The locus of the centers of these circles is the line $ \alpha_1\alpha_2$. Apart from the radical axis, every circle in this pencil contains the point $ \alpha_1 $ or $ \alpha_2 $.

The set B of all circles that pass through $\alpha_1$ and $\alpha_2$ is a pencil too, it is an intersecting circles pencil and its radical axis is the line $\alpha_1\alpha_2$.

From elementary geometry it is now immediate to conclude that every circle in pencil A intersects every circle in pencil B, because every circle in pencil A contains the point $\alpha_1$ or $\alpha_2$, so it must intersect every circle passing through $\alpha_1$ and $\alpha_2$.

We are done: the line of centers of pencil A is the radical axis of pencil B, so all the circles of pencil A are orthogonal to all circles of pencil B. The other way round: the line of centers of pencil B is the radical axis of pencil A.

Answer 2

The second solution to the question uses just analytic geometry in the complex plane. Is is possibile to proceed using two generic points $\alpha_1,\alpha_2\in\mathbb{C}$ as previously, but it is easier to choose two points on the real axis, let's say $\alpha_1=-d$ and $\alpha_2=d$, $d\in\mathbb{R}$. Obviously it is not restrictive, it is like changing reference frame.
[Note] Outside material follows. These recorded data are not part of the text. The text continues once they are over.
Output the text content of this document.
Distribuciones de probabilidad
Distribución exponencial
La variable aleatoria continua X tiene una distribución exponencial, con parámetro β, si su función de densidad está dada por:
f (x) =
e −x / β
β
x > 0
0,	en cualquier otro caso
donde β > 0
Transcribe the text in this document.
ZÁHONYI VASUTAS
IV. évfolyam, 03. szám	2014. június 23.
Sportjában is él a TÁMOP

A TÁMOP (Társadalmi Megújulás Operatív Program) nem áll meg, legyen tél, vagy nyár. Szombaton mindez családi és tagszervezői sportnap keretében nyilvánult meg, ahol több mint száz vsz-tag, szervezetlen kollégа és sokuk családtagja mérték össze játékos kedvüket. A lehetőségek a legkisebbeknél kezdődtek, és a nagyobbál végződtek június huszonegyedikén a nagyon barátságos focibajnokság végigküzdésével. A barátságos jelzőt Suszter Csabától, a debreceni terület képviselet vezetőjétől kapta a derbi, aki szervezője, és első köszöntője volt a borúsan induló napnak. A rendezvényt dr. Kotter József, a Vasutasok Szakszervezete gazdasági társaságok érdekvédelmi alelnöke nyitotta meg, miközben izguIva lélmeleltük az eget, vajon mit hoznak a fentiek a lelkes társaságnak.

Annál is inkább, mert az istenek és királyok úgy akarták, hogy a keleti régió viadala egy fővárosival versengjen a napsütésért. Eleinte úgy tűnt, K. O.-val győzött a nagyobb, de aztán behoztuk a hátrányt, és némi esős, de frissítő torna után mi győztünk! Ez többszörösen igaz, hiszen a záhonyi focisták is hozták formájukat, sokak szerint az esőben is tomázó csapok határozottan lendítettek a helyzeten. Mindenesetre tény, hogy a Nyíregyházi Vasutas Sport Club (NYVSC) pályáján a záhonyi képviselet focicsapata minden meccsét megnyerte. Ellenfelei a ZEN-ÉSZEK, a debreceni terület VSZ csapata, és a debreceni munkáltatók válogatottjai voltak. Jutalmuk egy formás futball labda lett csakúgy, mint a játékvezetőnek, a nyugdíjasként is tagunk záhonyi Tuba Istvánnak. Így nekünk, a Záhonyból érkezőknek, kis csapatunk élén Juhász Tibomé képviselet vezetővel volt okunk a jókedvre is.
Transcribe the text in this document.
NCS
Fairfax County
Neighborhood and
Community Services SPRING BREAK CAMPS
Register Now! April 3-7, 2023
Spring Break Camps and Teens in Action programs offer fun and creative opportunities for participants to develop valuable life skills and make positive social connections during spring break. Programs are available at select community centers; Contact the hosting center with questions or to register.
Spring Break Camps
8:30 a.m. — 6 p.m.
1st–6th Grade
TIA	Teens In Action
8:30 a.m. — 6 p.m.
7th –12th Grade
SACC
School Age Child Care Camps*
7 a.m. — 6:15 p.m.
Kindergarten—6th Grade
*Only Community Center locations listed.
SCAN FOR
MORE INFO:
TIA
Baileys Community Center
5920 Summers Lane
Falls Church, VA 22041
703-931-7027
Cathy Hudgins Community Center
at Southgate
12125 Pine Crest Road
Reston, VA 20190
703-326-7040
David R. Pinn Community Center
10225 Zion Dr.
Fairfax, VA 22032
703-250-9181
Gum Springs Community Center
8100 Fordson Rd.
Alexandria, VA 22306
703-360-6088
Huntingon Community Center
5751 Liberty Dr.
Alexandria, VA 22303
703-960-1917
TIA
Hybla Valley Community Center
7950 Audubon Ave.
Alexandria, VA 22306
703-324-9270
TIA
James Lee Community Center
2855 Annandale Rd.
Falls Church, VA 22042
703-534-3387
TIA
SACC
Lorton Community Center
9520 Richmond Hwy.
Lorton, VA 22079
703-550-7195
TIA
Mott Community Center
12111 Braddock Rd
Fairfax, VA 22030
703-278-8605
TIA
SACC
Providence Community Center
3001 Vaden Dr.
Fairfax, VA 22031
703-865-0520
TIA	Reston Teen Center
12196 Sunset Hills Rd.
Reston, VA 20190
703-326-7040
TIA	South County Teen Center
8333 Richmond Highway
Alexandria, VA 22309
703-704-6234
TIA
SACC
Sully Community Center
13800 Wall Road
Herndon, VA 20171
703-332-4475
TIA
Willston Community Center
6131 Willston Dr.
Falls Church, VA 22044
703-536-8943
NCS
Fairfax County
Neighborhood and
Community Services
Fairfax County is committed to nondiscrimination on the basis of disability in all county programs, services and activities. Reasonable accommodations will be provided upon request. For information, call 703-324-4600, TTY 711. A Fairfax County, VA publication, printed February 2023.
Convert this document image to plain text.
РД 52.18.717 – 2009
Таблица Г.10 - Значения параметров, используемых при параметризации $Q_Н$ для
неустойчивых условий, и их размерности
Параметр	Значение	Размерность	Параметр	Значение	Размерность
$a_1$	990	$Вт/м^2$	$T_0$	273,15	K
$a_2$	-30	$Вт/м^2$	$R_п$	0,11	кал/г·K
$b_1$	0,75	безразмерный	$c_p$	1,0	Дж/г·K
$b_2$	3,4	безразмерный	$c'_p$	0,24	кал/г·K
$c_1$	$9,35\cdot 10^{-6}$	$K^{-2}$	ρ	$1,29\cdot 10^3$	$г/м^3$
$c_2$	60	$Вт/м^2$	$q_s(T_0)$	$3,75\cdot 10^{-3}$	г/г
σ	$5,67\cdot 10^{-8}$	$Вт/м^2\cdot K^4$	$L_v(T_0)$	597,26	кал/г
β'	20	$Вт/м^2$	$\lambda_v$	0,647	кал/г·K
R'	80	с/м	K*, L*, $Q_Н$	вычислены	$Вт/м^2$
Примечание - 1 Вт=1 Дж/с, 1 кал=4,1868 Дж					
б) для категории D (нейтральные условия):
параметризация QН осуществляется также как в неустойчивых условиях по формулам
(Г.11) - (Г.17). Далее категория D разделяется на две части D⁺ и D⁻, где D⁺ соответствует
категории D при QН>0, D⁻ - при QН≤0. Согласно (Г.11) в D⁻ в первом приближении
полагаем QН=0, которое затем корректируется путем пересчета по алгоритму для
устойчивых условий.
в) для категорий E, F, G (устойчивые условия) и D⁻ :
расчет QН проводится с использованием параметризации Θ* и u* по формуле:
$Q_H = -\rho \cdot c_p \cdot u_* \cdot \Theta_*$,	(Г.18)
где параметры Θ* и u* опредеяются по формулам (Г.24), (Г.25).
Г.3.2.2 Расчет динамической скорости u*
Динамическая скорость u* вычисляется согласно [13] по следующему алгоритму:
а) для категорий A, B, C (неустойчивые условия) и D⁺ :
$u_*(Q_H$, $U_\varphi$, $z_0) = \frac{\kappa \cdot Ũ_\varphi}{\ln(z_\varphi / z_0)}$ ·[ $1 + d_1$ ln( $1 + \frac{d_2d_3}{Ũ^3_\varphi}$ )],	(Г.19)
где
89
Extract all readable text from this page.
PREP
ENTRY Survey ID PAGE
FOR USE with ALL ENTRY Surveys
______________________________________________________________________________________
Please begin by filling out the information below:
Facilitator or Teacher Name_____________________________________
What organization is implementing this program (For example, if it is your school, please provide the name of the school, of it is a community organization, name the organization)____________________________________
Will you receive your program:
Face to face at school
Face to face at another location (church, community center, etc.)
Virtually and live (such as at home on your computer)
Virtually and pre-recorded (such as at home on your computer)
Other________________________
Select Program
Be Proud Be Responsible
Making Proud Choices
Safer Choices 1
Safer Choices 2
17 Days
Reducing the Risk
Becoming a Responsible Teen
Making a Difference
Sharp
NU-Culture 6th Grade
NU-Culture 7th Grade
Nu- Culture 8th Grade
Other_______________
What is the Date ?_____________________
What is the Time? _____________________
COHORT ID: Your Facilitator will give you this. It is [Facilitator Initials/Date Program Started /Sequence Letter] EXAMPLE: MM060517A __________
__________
We have: $$ |z+d|=k|z-d|$$ $$ (z+d)(\overline{z}+d)= k^2(z-d)( \overline{z}-d) $$ $$ z\overline{z} +dz+d\overline{z}+d^2 = k^2(z\overline{z} -dz-d\overline{z}+d^2)$$ and finally $$ z\overline{z} - \frac{(k^2+1)d}{(k^2-1)}z- \frac{(k^2+1)d}{(k^2-1)}\overline{z}+d^2 = 0$$ This is the equation of the Apollonius circle that passes through $\alpha_1$ and $\alpha_2$ because it is known, and easy to proof, that the general equation of a circle is of the form $z\overline{z}+az+\overline{a}\overline{z}+b=0$ with $b\in \mathbb{R}$. The center is $-\overline{a}$ and the square of the radius is $a\overline{a}-b$. In our case, the center is $$z_A=\frac{(k^2+1)d}{(k^2-1)} $$ and it's radius squared is $$r_A^2=(\frac{(k^2+1)d}{(k^2-1)})^2-d^2$$.

Now let's find centers and radii of the circles that pass through $\alpha_1$ and $\alpha_2$. Their centers lie on the perpendicular bisector of the segment $α_1α_2$, that is the $y$ axis. A generic point on the $y$ axis, that is the center of one of the circles, is $$z_B=it, \; t\in\mathbb{R}$$ and its distance squared from $\alpha_1$ (or $\alpha_2$), that is the square of radius of the circle, is $$r_B^2=(d-it)\overline{(d-it)}=(d-it)(d+it) = d^2+t^2$$

The square of the distance between the centers is $$d_{AB}^2=(z_A-z_B)(\overline{z_A - z_B})= (\frac{(k^2+1)d}{(k^2-1)})^2+t^2$$

Now we remember from elementary geometry that intersecting circles are orthogonal if the sum of their radii squared equals the square of the distance between their centers, that is if $$r_A^2+r_B^2=d_{AB}^2$$ and indeed it is immediate to verify that this is true.